Поучение сказано о необходимости питать и развивать в душе христианскую ревность для возрастания в христианской жизни, о средствах возжигать и поддерживать душевный огонь молитвой, особенно Святыми Таинствами. Потом благословлены христиане и по метрике испытана Церковь. Испытание, к сожалению, оказалось довольно печальным. Крещеных здесь по метрике: 189, из них рейтан  [5] 37 и почти все — первые по времени христиане; в иных местах 45 (в том числе в миссийской школе 9 девочек, в Семинарии 1, в России, в Академии 1), умерло 21; налицо остается всего 86. Охладевших так много оттого, — объясняли христиане, — что после Иоанна Ямасе, первого здесь проповедника, долго жившего здесь, немало потрудившегося, но, к сожалению, развратившегося, некоторое время не было проповедника — христиане и разбрелись, как овцы, не имеющие пастыря. Так–то опасно оставлять новых христиан без руководителя; катихизатор, хотя и малодеятельный, полезен тем, что — когда на месте — около него группируются христиане; так мало–помалу и нарастает кристалл церковный, обращающийся потом под влиянием благодати Божией в твердый камень; нет центрального зерна — все ползет врозь, как вот и здесь расползлось после Ямасе, пока поставлен был Стефан Кондо, опять собравший вокруг себя и так далее.
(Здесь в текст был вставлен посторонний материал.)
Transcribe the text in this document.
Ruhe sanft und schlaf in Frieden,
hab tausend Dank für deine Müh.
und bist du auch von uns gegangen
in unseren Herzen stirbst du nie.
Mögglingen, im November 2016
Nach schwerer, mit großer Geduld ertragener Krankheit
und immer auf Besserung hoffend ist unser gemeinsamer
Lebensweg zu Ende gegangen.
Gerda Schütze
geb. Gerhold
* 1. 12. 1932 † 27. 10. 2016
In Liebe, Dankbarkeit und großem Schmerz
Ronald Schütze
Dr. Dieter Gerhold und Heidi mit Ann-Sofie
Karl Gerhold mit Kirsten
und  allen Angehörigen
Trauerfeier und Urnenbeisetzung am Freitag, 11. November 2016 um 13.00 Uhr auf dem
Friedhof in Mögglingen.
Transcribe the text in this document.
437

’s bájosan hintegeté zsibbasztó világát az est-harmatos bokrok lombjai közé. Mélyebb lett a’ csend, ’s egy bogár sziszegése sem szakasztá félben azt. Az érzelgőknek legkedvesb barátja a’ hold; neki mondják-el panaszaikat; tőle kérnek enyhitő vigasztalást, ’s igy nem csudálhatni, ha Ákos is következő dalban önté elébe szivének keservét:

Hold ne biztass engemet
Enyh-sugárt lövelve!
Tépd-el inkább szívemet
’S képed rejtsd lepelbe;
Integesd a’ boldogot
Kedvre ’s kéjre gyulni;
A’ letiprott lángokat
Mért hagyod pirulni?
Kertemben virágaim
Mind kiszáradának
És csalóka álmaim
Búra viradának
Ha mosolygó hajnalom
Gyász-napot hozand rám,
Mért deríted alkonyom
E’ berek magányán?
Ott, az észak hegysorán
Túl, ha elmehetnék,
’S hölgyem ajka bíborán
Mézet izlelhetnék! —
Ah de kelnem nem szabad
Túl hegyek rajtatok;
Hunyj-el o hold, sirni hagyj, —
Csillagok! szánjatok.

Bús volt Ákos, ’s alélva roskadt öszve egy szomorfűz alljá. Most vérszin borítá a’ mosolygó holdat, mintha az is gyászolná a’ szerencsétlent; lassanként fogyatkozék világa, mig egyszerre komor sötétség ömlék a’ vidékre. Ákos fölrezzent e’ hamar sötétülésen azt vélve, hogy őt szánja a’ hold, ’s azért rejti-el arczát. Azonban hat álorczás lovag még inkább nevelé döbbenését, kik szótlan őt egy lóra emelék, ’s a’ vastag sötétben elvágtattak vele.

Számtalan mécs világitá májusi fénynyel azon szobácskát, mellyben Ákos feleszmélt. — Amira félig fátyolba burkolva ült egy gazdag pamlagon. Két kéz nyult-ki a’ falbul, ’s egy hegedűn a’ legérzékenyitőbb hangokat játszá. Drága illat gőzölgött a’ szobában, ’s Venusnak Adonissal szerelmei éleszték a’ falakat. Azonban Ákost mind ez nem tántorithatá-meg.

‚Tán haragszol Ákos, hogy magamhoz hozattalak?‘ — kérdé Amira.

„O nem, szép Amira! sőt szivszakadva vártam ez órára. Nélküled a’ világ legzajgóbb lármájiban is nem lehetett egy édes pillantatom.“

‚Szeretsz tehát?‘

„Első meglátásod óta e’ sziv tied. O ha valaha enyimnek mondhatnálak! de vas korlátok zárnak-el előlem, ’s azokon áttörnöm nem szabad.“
Домов христианских здесь 33. Церковных старост — гиюу — 4. В субботу, с шести часов, на вечернее богослужение собирается человек 20, в воскресенье, с десяти часов, — то же число. Бывают собрания кенкиу–квай; братья собираются в первое и третье воскресенье в числе человек 6, читают Евангелие от Матфея и толкуют его (ринкоо) под руководством катихизатора; сестры собираются в первую и третью среду месяца, в числе человек 10; катихизатор объясняет им Священное писание.

Жертвуют христиане в месяц 3 ены 50 сен, из коих 1 ена идет на ренту за землю 100 цубо, что под церковным домом, — хозяину, язычнику, прочее на церковные расходы в молитвенном доме.

Церковный дом построен христианами вчерне на 160 ен; на циновки дано ими 25 ен, на перевозку и установку старой ограды — из Миссии, из Токио, 13 ен, на поправку текущей крыши — 17 ен. Всего на церковный дом издержано христианами около 250 ен.

Испытаны были дети в знании молитв; почти все оказались отлично знающими; розданы им маленькие образки; некоторые — не научены; сказано родителям поучение о необходимости воспитывать детей для Неба, в чем им помогают Ангелы— Хранители детей.

Говорено было о необходимости завести здесь мужское и женское «Кооги квай»; объяснено, как вести его.

В одиннадцать часов вечера собрание распущено.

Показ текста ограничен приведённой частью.